Aubrey Sheppard, une élève de 11 ans de l’École Joamie d’Iqaluit, a elle aussi choisi d’être proactive malgré l’accalmie des dernières semaines.

Elle a mis à profit ses talents en couture pour confectionner des masques non médicaux en tissu.

Le Conseil d’alphabétisation du Nunavut a lancé un concours de masques créatifs, et je me suis dit que j’allais continuer à en fabriquer plus pour pouvoir les vendre, raconte-t-elle.

Aubrey Sheppard confectionne un masque avec sa machine à coudre.

Déjà habile à la machine à coudre, Aubrey Sheppard affirme être en mesure de confectionner un masque en tissu en seulement quelques minutes.

Photo : Photo fournie par Inukshuk Aksalnik

Elle en a fabriqué 36, ce qui lui a permis d’amasser une somme de 165 $. Elle a par la suite fait don des profits amassés à une initiative citoyenne de petits déjeuners à Iqaluit.
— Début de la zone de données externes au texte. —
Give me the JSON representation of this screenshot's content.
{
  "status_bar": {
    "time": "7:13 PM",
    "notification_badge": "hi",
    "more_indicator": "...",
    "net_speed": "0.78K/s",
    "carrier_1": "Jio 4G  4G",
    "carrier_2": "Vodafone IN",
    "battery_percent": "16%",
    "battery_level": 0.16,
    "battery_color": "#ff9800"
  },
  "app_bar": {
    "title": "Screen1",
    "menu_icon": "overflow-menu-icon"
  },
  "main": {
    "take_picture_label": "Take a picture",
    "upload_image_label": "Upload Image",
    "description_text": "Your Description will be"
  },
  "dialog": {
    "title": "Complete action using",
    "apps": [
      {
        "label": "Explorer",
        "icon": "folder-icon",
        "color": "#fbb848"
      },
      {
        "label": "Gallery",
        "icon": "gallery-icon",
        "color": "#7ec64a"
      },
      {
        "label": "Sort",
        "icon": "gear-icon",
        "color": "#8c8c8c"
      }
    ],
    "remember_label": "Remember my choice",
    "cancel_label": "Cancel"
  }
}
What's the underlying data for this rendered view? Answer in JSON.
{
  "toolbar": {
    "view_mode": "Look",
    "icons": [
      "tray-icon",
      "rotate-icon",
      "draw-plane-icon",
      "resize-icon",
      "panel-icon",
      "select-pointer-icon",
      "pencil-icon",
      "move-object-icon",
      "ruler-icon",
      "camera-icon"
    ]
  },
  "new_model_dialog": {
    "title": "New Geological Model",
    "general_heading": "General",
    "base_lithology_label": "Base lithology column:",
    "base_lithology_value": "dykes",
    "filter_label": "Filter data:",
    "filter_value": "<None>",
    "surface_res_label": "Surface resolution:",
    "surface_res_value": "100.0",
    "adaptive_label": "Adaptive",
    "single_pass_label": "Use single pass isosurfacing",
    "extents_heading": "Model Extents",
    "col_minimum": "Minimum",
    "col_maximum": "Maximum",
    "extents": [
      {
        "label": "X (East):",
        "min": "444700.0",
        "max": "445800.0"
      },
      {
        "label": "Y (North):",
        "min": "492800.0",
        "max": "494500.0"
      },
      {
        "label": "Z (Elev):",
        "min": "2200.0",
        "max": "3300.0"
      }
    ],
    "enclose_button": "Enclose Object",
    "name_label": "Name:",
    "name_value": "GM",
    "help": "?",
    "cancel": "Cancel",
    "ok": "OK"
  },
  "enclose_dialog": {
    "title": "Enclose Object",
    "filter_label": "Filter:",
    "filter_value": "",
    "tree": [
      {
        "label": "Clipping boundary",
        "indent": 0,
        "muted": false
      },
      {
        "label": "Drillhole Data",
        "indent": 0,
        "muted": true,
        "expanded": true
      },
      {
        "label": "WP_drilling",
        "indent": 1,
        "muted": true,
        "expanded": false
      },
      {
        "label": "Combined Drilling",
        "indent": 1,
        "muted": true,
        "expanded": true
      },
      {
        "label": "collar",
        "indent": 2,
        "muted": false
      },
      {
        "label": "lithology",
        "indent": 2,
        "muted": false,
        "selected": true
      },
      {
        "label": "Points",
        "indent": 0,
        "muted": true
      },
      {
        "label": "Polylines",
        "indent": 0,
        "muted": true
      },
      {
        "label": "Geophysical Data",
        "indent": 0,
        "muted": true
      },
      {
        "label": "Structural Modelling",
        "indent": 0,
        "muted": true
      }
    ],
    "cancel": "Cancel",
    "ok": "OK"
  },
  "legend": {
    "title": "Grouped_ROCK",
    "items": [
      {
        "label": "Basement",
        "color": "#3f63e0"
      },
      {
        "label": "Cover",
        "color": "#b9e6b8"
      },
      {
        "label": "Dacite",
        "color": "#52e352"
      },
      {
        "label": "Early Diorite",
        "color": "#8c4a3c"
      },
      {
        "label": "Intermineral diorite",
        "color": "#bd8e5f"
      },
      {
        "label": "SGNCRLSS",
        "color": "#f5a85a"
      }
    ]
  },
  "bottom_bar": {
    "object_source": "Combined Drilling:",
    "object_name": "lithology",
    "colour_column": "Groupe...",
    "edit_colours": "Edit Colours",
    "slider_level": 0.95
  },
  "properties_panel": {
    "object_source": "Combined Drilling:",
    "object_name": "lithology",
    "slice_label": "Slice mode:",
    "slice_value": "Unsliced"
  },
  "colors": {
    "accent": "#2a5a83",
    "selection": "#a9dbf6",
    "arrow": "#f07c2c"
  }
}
Il y a beaucoup de gens qui n’ont pas suffisamment d’argent pour acheter des petits déjeuners à leurs enfants le matin, alors j’ai décidé de donner l'argent pour que certains de mes amis et d’autres enfants d’ici puissent déjeuner, explique Aubrey Sheppard.

Une femme offre un petit déjeuner à une enfant.

La somme amassée par Aubrey Sheppard a permis d'acheter 33 petits déjeuners à des enfants d’Iqaluit.

Photo : Photo fournie par Jason Rochon

Le gouvernement territorial a récemment fait appel à des couturières du territoire pour concevoir des masques non médicaux destinés à des centres de santé, aux municipalités et aux transporteurs aériens.

Même si elle admet s’ennuyer de ses camarades de classe, Aubrey Sheppard affirme que sa nouvelle vocation la tient bien occupée.

Beaucoup d’autres masques sont en cours de fabrication, conclut-elle.